La baguette magique des outils technologiques censés faciliter le télétravail est perçue comme à double tranchant. Si 92% des collaborateurs interrogés percevaient ces outils comme une solution de facilitation de leur quotidien, ils ne sont plus que 60% à le penser après le confinement.

"De nombreuses entreprises n’étaient pas préparées au télétravail soudain et forcé, c’est pourquoi la mise en place d’outils de travail à distance a souvent été stressante et compliquée. Aussi, on note le côté intrusif des outils numériques professionnels à la maison, qui a été difficile à gérer pour les collaborateurs en ce début de crise sanitaire", peut-on lire.

À cela s’ajoute également une perte de motivation significative avec 43% des sondés qui déclarent une baisse d’engagement envers leurs employeurs.

Les femmes plus touchées

Résultat, les salariés français sont épuisés et aspirent à changer de vie. Selon le baromètre** OpinionWay pour Empreinte Humaine, si 38% des salariés sont en "détresse psychologique", soit un recul de six points par rapport à l'étude précédente (44%), réalisée au printemps, le nombre de cas de burn-out sévère "continue d'exploser", bondissant de 25% par rapport à mai, deux managers sur dix (18%) sont en burn-out sévère. Selon l'étude, 2,5 millions de salariés sont concernés.
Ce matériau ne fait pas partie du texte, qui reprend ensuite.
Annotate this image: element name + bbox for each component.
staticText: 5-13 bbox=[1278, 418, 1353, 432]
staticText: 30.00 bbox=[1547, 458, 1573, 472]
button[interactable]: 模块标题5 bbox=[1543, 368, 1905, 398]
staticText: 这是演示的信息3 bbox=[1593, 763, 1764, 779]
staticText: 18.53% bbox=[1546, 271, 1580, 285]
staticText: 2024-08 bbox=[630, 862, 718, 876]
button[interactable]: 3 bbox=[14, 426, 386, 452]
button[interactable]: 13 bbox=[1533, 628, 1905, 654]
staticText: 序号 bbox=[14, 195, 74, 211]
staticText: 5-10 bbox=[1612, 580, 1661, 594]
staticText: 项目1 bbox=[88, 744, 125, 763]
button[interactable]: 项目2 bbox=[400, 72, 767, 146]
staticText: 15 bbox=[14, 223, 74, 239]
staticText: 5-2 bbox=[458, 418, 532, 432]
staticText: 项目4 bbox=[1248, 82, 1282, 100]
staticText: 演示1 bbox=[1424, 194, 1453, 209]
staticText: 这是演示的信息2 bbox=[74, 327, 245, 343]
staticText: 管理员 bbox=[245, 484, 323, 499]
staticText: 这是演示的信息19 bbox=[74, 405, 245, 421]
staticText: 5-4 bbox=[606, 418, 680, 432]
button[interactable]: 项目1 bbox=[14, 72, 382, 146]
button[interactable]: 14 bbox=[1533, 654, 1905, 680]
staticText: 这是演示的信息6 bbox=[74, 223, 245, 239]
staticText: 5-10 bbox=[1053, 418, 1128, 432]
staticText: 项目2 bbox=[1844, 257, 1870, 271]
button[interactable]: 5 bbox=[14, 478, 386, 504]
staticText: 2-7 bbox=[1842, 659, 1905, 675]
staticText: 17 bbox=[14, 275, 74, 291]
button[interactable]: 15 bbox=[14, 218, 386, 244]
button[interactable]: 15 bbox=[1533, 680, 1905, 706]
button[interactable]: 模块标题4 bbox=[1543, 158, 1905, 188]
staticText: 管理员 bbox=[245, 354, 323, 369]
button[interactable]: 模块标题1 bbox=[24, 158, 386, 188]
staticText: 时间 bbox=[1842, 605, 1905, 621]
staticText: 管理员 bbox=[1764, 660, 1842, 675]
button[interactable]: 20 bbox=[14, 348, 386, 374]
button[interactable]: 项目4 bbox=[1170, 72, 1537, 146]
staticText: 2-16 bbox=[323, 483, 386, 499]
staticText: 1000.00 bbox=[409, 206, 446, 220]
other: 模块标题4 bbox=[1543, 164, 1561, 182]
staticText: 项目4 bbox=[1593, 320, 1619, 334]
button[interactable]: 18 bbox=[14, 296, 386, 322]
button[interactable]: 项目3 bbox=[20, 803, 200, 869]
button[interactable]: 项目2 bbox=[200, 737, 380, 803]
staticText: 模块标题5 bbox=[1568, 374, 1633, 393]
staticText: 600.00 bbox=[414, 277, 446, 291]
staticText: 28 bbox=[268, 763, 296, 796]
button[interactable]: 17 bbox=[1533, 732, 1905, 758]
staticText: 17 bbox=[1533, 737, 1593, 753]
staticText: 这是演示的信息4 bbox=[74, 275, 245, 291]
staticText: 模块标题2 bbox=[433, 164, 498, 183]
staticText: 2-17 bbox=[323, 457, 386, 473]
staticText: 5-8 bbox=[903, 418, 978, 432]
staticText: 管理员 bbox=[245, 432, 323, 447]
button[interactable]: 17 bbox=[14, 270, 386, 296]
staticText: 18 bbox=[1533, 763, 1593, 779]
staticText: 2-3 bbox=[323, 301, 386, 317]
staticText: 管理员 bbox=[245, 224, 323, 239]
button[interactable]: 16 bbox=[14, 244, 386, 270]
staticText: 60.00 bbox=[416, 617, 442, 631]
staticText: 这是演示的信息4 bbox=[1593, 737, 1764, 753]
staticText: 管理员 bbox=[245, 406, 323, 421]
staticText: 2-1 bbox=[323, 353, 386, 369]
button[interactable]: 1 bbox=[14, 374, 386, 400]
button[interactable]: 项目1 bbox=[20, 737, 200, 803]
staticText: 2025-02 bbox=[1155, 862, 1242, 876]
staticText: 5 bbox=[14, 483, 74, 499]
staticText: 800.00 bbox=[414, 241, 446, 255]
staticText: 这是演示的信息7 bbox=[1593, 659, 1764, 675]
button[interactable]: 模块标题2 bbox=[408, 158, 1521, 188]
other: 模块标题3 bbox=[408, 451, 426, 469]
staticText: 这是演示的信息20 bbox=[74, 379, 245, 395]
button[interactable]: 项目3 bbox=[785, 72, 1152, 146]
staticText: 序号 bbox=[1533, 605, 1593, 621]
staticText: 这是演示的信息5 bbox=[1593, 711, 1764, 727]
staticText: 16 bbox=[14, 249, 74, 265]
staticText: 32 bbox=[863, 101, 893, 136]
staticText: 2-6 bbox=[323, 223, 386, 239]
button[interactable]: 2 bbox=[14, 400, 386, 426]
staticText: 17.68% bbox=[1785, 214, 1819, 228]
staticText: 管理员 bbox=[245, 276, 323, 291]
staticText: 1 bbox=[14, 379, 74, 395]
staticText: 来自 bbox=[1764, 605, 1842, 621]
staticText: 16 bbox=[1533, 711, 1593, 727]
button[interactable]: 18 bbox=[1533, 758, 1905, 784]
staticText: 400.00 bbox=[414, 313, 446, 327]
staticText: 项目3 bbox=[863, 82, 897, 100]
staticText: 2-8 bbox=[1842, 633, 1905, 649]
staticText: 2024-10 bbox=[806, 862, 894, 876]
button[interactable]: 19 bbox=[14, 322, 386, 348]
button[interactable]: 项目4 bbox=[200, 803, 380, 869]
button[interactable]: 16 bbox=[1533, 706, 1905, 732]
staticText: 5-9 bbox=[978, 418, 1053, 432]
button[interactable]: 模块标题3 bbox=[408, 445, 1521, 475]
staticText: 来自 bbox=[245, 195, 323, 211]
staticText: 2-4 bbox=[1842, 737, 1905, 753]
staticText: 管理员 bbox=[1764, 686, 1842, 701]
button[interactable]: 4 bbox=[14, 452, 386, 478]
Ces "niveaux élevés de burn-out s'expliquent par l'épuisement de 18 mois de crise" qui ont conduit les salariés "au bout de leurs ressources personnelles", considère le cabinet franco-québécois, spécialisé dans la prévention des risques psychosociaux (burn-out, dépressions, suicides...).

"Toujours les plus touchées", 44% des femmes sont en détresse psychologique, contre 33% des hommes. Les jeunes en souffrent également davantage avec la moitié des moins de 39 ans concernés. Et 20% de l'ensemble des salariés ont été en arrêt maladie pour raisons psychologiques, tandis qu'un tiers (33%) sont en dépression nécessitant un traitement.

Conséquence, depuis le début de la crise sanitaire, 19% du total des salariés et 35% des télétravailleurs ont déménagé. Un changement qui a pu avoir un effet positif. Le taux de détresse psychologique des télétravailleurs qui ont déménagé est inférieur de 15 points à celui des autres (28% contre 43%).

Déménagements et changements de vie

Parmi les 20% des salariés déclarant avoir été en arrêt maladie pour des raisons psychologiques, 69% d’entre eux déclarent avoir déménagé. "Ce qui confirme le lien entre santé mentale et volonté de changement de vie", peut-on lire.

D'ailleurs, 16% des salariés ont quitté leur entreprise "par choix" depuis le début de la crise et un tiers (31%) souhaitent chercher "activement" un autre emploi "après la crise". Parmi eux, 55% sont en détresse psychologique.

Pour les autres, la sortie de crise semble avoir encore renforcé les attentes des salariés envers leur entreprise: 82% (+12 points) veulent que les politiques de qualité de vie au travail de leur entreprise évoluent.

*Les questionnaires ont été menés de janvier 2020 à mars 2021 auprès d’un panel de 1000 répondants (collaborateurs et managers d’entreprises sur le territoire français).

**La 8ème vague du Baromètre "Santé psychologique des salariés en période de crise" OpinionWay pour Empreinte Humaine, a été réalisée en ligne. Le recueil a été fait du 28 septembre au 7 octobre 2021 auprès d’un panel représentatif de 2016 salariés représentatif et constitué selon la méthode des quotas, au regard des critères de sexe, d’âge, de secteurs d’activités, de nature d’employeur et de taille d’entreprises.